Neither plaintiffs nor defendants make any representations concerning Nixon's primary place of business, or its headquarters. Defendants do not state from which of Nixon's offices it received services. Nixon itself has not appeared with respect to this motion, nor has it moved, to this court's knowledge, to quash the subpoena. Presumably, Nixon is aware of its obligation to redact from any documents it discloses in response to the subpoena any information that is protected by attorney/client privilege and is able to draft an adequate privilege log. The parties have not addressed whether the fact that Nixon may “regularly transact business” in its Rochester office is sufficient to permit this court to consider the motion to quash. Compare Europlay Capital Advisors, LLC, 323 F.R.D. at 629 (“despite Google having an office in Venice, the proper district to hear a motion to compel is where Google is headquartered”) with Federal Trade Commission v. Thomas Jefferson University, 2020 WL 4347371, *2 (E.D. Pa. 2020) (finding “no basis to quash the subpoena under Rule 45(d)(3)(A)(ii)” where the non-party recipient of the subpoena, with a corporate headquarters in Louisville, Kentucky, owned and operated several rehabilitation hospitals “in Philadelphia and the surrounding area”). Nor have the parties addressed whether a limited liability partnership should be treated differently under Rule 45 than other types of businesses.
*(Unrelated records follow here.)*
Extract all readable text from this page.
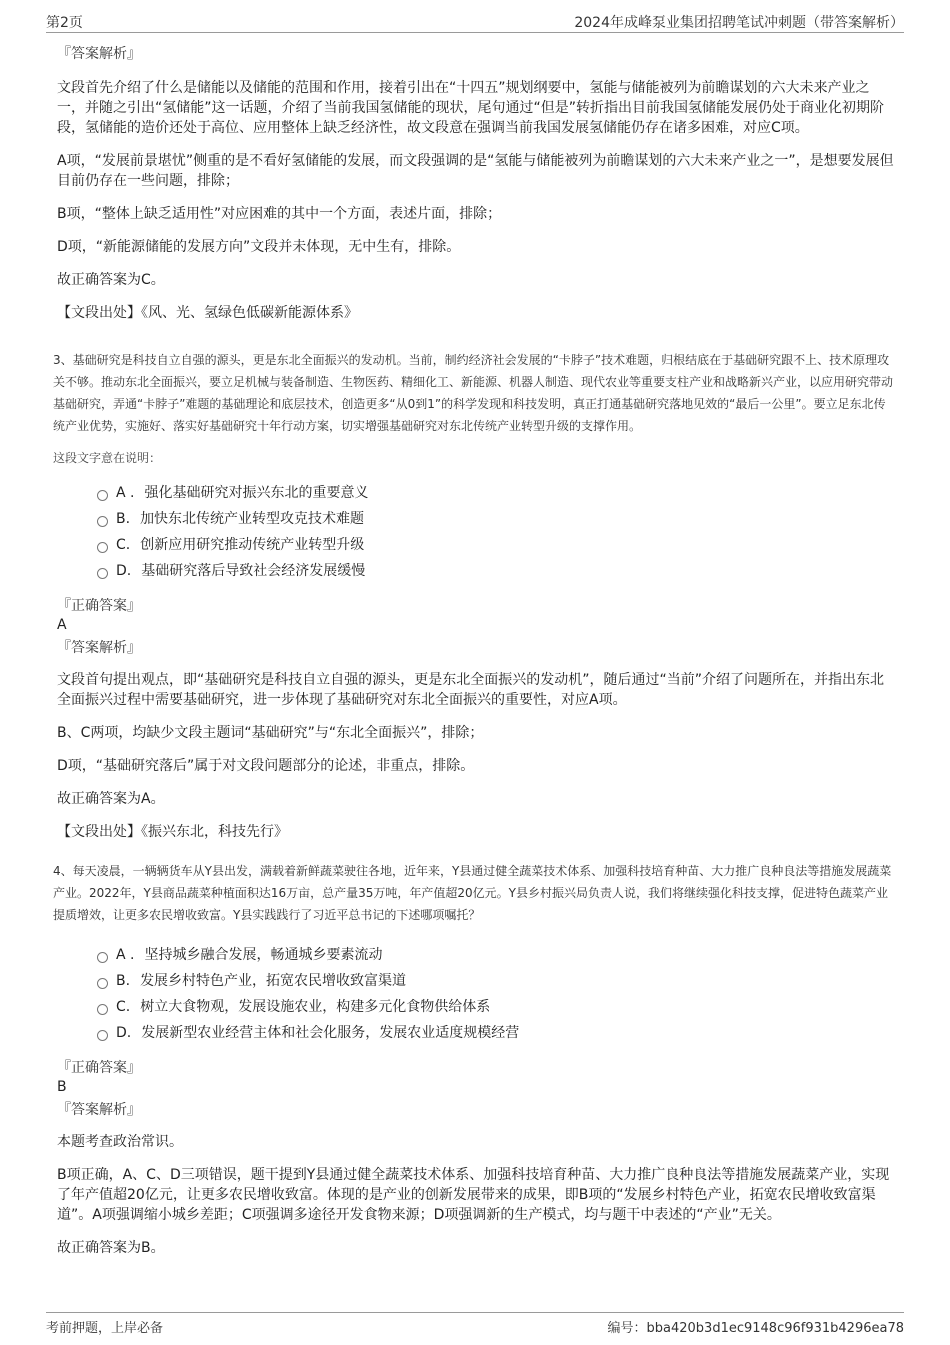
第2页	2024年成峰泵业集团招聘笔试冲刺题（带答案解析）
『答案解析』

文段首先介绍了什么是储能以及储能的范围和作用，接着引出在“十四五”规划纲要中，氢能与储能被列为前瞻谋划的六大未来产业之一，并随之引出“氢储能”这一话题，介绍了当前我国氢储能的现状，尾句通过“但是”转折指出目前我国氢储能发展仍处于商业化初期阶段，氢储能的造价还处于高位、应用整体上缺乏经济性，故文段意在强调当前我国发展氢储能仍存在诸多困难，对应C项。

A项，“发展前景堪忧”侧重的是不看好氢储能的发展，而文段强调的是“氢能与储能被列为前瞻谋划的六大未来产业之一”，是想要发展但目前仍存在一些问题，排除；

B项，“整体上缺乏适用性”对应困难的其中一个方面，表述片面，排除；

D项，“新能源储能的发展方向”文段并未体现，无中生有，排除。

故正确答案为C。

【文段出处】《风、光、氢绿色低碳新能源体系》

3、基础研究是科技自立自强的源头，更是东北全面振兴的发动机。当前，制约经济社会发展的“卡脖子”技术难题，归根结底在于基础研究跟不上、技术原理攻关不够。推动东北全面振兴，要立足机械与装备制造、生物医药、精细化工、新能源、机器人制造、现代农业等重要支柱产业和战略新兴产业，以应用研究带动基础研究，弄通“卡脖子”难题的基础理论和底层技术，创造更多“从0到1”的科学发现和科技发明，真正打通基础研究落地见效的“最后一公里”。要立足东北传统产业优势，实施好、落实好基础研究十年行动方案，切实增强基础研究对东北传统产业转型升级的支撑作用。

这段文字意在说明：

A . 强化基础研究对振兴东北的重要意义
B. 加快东北传统产业转型攻克技术难题
C. 创新应用研究推动传统产业转型升级
D. 基础研究落后导致社会经济发展缓慢
『正确答案』
A
『答案解析』

文段首句提出观点，即“基础研究是科技自立自强的源头，更是东北全面振兴的发动机”，随后通过“当前”介绍了问题所在，并指出东北全面振兴过程中需要基础研究，进一步体现了基础研究对东北全面振兴的重要性，对应A项。

B、C两项，均缺少文段主题词“基础研究”与“东北全面振兴”，排除；

D项，“基础研究落后”属于对文段问题部分的论述，非重点，排除。

故正确答案为A。

【文段出处】《振兴东北，科技先行》

4、每天凌晨，一辆辆货车从Y县出发，满载着新鲜蔬菜驶往各地，近年来，Y县通过健全蔬菜技术体系、加强科技培育种苗、大力推广良种良法等措施发展蔬菜产业。2022年，Y县商品蔬菜种植面积达16万亩，总产量35万吨，年产值超20亿元。Y县乡村振兴局负责人说，我们将继续强化科技支撑，促进特色蔬菜产业提质增效，让更多农民增收致富。Y县实践践行了习近平总书记的下述哪项嘱托？

A . 坚持城乡融合发展，畅通城乡要素流动
B. 发展乡村特色产业，拓宽农民增收致富渠道
C. 树立大食物观，发展设施农业，构建多元化食物供给体系
D. 发展新型农业经营主体和社会化服务，发展农业适度规模经营
『正确答案』
B
『答案解析』

本题考查政治常识。

B项正确，A、C、D三项错误，题干提到Y县通过健全蔬菜技术体系、加强科技培育种苗、大力推广良种良法等措施发展蔬菜产业，实现了年产值超20亿元，让更多农民增收致富。体现的是产业的创新发展带来的成果，即B项的“发展乡村特色产业，拓宽农民增收致富渠道”。A项强调缩小城乡差距；C项强调多途径开发食物来源；D项强调新的生产模式，均与题干中表述的“产业”无关。

故正确答案为B。

考前押题，上岸必备	编号：bba420b3d1ec9148c96f931b4296ea78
*5 Defendants have not offered sufficient information for me to determine that this district is the “district where compliance is required”. Rule 45(d)(3). Accordingly, I must deny their motion:
“Here, [movant] does not indicate whether this court is the court where compliance is required under 45(c) and has not stated facts indicating that this court is the court of compliance...Because [movant] is seeking to modify and quash the subpoena, he must initially pursue this motion in the district court where compliance is required, and he has the burden of demonstrating to the court in which he files such a motion that it is the court of compliance.”
Elite Mitigation Services, LLC, 2020 WL 6127079 at *2.
While this court may have the authority to consider this motion to quash, given Nixon's Department of State filings and the lack of information in defendants’ papers, I find that defendants have failed to sustain their burden to demonstrate that this is the appropriate district for their motion to quash the Nixon subpoena. Recognizing that I am raising this issue sua sponte as to Nixon and the defendants’ first raise this issue as to Mercer in reply, and to give both parties an opportunity to address this issue, I deny the motion to quash the subpoenas
without prejudice to refiling it within thirty days. “Any refiled motion(s) must address whether this Court is in the proper district to rule on the motions.” Guiterrez v. Uni Trans, LLC, 2021
WL 2821071, *3 (D.N.M. 2021).
CONCLUSION
For these reasons, defendants’ motion to quash is denied, without prejudice, as described above.
Dated: March 27, 2024
/s/
JEREMIAH J. MCCARTHY
United States Magistrate Judge
Footnotes
Bracketed references are to CM/ECF docket entries, and page references are to CM/ECF pagination.